A day in the life: RSS students shadow industry pros

Published 12:10 am Sunday, February 5, 2023

Classrooms come in all shapes and sizes, and on job shadow day, Rowan-Salisbury Schools students took their learning into the field.

The job shadow event placed hundreds of juniors and seniors into organizations, businesses and departments around Rowan County on Thursday for a first-hand glimpse at various professions. For many, it was a way to learn more about the fields they hope to make careers one day.

South Rowan High School junior Chase Grimes has known he wanted to be a veterinarian since visiting a friend’s farm, where he observed cattle herding. 

“I started to do my research in the animal sciences field,” Grimes said. “I took animal science one my freshman year. I got to do sheep showing and loved working with them. I figured it was a field I might want to go into.”

While shadowing employees at Ranchside Vets, Grimes learned about what yeast and blood looked like under a microscope and observed a surgery.

“I got to observe what they call a cherry eye,” Grimes said. “The tear duct had swollen up, so he had to make two incisions around the eyes and tuck it back in.”

Meanwhile, fellow South Rowan High student Emily Wing observed a surgery in which a dog was neutered. It didn’t unsettle her. It was encouraging for her. 

“I am really interested in this field and was hoping to get a little more experience and learn a bit before I stick my foot in the door,” Wing said of the job shadow event. 

Riding that momentum, Wing indicated that she would fill out a resumé later that day.

Ranchside Vet officer manager Laura McDaniel remarked that the students asked many questions about how to make their ambitions of becoming veterinarians a reality. 

“The student we are talking with right now plans on applying to vet school, so he is talking with Dr. Cole Annas about the ins and outs so he can work on what he needs to do,” McDaniel said. “We also discussed possible internships to get hands-on experience with animals.”

Leaving their mark

Multiple students attended Touch of Grey Tattoo & Piercing Studio to learn about those crafts. 

“We taught them how to make stencils and how to apply the stencils as well as proper clean up and sanitizing everything,” said Molly Cranford, a manager at Touch of Grey.  

Cranford printed out a basic flash sheet with tattoos for the students to practice their handiwork, but becoming a tattoo artist takes more than being able to draw.

“It’s many art forms in one,” Cranford said. “It’s medical too because you have to know the skin, the thickness, how the color takes, color theory and everything.”

They lightly covered those items on Thursday.

“It’s a lot to throw at them all in one day,” Cranford said. “We taught them the basic stuff. We want them to get their foot in the water to know what they might encounter if they make this a career.”

East Rowan High senior Carmella Raiti was one of the students who got to use the tattoo machine and practice on a material designed to simulate human skin. Raiti knew she wanted to go to a tattoo parlor on job shadow day, and since she had been to Touch of Grey for piercings, she was not in uncharted territory. 

“I have been here a few times, and I have always loved the experience,” Raiti said.  

Raiti plans to attend the University of North Carolina Asheville in the fall to double major in art and business, potentially paving the way for her to work in a parlor one day.  

“Since that is a path I want to take, I figured why not try it as soon as I can,” Raiti said. 

Although the skin was fake, the tattoo machine she used was real. 

“The gun is a little heavier than a regular pencil, so it was hard to get used to at first, but once I did, it was fun,” Raiti said.

Answering the call

Not long into Carson High School student Hayley Wheeler’s visit to Spencer Fire Department, the crew was dispatched on a call. 

Spencer Fire Chief Michael Lanning knew it was always a possibility. It ended up being a case of someone falling and not being able to get up. 

The message that came from that trip was something Lanning indicated is better conveyed through experience than instruction. 

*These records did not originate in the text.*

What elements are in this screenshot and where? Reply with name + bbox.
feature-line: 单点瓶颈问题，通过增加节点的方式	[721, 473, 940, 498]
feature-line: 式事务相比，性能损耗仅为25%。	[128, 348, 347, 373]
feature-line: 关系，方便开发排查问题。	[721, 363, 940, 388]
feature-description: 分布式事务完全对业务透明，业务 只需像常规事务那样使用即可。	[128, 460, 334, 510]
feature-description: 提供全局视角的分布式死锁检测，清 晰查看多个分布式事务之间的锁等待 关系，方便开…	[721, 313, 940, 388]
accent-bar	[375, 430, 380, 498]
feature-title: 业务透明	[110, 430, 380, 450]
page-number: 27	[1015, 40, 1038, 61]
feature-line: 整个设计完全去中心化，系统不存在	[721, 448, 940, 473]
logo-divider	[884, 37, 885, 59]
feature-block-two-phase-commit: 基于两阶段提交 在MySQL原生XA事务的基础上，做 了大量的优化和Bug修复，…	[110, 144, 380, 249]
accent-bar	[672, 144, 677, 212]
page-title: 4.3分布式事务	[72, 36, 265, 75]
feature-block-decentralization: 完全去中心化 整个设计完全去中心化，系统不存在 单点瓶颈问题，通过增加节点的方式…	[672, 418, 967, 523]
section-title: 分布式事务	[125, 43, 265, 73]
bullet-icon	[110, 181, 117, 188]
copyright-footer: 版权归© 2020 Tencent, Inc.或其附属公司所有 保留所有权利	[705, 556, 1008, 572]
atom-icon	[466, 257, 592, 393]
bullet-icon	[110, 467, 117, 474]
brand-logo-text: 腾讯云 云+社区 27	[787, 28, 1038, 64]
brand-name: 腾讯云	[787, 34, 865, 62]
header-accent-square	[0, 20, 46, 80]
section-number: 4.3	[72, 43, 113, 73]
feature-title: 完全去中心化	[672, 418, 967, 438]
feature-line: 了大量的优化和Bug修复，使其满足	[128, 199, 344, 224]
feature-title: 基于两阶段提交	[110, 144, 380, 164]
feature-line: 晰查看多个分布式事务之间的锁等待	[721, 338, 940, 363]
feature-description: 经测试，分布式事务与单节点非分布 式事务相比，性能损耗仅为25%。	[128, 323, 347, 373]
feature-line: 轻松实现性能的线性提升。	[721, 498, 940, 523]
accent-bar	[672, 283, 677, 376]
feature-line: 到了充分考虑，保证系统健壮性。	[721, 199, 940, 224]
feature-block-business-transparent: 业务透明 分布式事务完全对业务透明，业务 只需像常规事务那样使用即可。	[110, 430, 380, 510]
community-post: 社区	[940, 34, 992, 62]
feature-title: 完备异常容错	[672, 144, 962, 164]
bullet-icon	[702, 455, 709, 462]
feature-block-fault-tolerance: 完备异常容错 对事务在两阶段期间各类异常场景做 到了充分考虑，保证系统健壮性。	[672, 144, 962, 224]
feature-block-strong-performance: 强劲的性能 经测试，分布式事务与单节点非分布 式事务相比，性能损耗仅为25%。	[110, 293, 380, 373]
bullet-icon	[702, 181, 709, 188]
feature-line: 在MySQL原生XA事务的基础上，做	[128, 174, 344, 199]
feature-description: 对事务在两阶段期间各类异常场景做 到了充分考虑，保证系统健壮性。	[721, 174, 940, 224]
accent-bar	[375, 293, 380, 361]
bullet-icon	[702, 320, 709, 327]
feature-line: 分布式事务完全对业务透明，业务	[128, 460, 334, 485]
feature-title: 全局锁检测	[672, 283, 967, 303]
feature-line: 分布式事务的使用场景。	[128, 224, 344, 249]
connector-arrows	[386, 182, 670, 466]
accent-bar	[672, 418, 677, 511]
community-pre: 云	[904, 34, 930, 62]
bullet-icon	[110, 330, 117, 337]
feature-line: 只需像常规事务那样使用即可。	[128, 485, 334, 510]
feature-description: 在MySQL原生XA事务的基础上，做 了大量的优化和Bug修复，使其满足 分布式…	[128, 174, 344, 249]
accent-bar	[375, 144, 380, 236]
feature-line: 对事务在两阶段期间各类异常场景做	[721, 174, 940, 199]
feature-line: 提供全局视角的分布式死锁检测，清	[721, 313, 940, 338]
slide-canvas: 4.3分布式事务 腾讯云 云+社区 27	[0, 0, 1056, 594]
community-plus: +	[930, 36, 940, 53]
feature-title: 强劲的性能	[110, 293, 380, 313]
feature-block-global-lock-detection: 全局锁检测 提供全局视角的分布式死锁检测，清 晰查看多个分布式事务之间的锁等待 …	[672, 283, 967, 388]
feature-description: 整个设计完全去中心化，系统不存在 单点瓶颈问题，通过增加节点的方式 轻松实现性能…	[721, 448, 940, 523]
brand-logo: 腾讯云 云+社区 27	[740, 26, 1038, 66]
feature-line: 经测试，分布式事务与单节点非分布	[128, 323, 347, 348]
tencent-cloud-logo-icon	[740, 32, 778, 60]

“Whether you’re picking Grandma up at 3 in the morning because she fell or you are showing up, and there is fire blowing out of the window, and you are trying to save someone’s property, our job is about truly having pride in what you are doing and being there to serve the citizens and meet them on their level,” Lanning said. “The biggest thing, and one that is common with anyone in public safety, is to have a servant’s heart.”

“To some people, it may simply be a paycheck, but we try to instill pride in every aspect of the job,” he said. 

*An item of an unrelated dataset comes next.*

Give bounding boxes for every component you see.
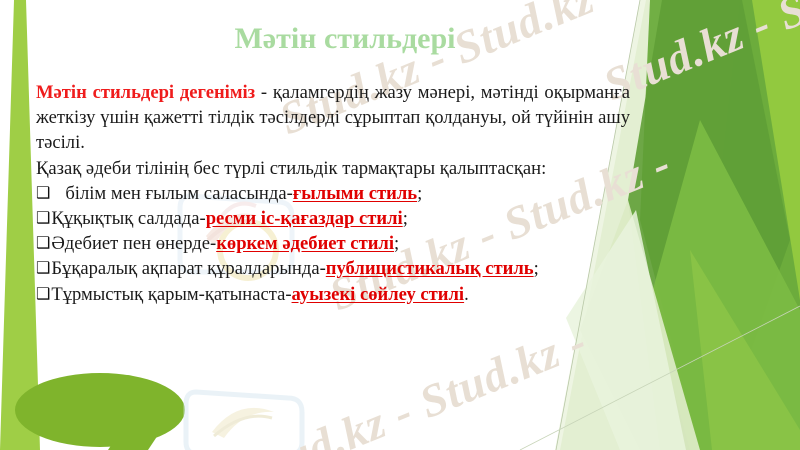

Thursday was Lanning’s first job shadow day. He didn’t need one. Lanning knew he wanted to be a firefighter as a kid. He is a fourth-generation fireman. 

“From the time I knew what a fire truck was, I knew what I wanted to do,” Lanning said. 

Not everyone gets that first-hand look, but because of the job shadow day, Wheeler was able to. 

She admitted that when the call came out, she was “lost” and wasn’t sure what to do, but she stayed focused and watched as the scene played out. 

Wheeler hopes to pass the firefighter course at Rowan-Cabarrus Community College and then try to get into her first official firehouse. 

Thanks to her trip to Spencer Fire Department, she will be more ready now than ever before.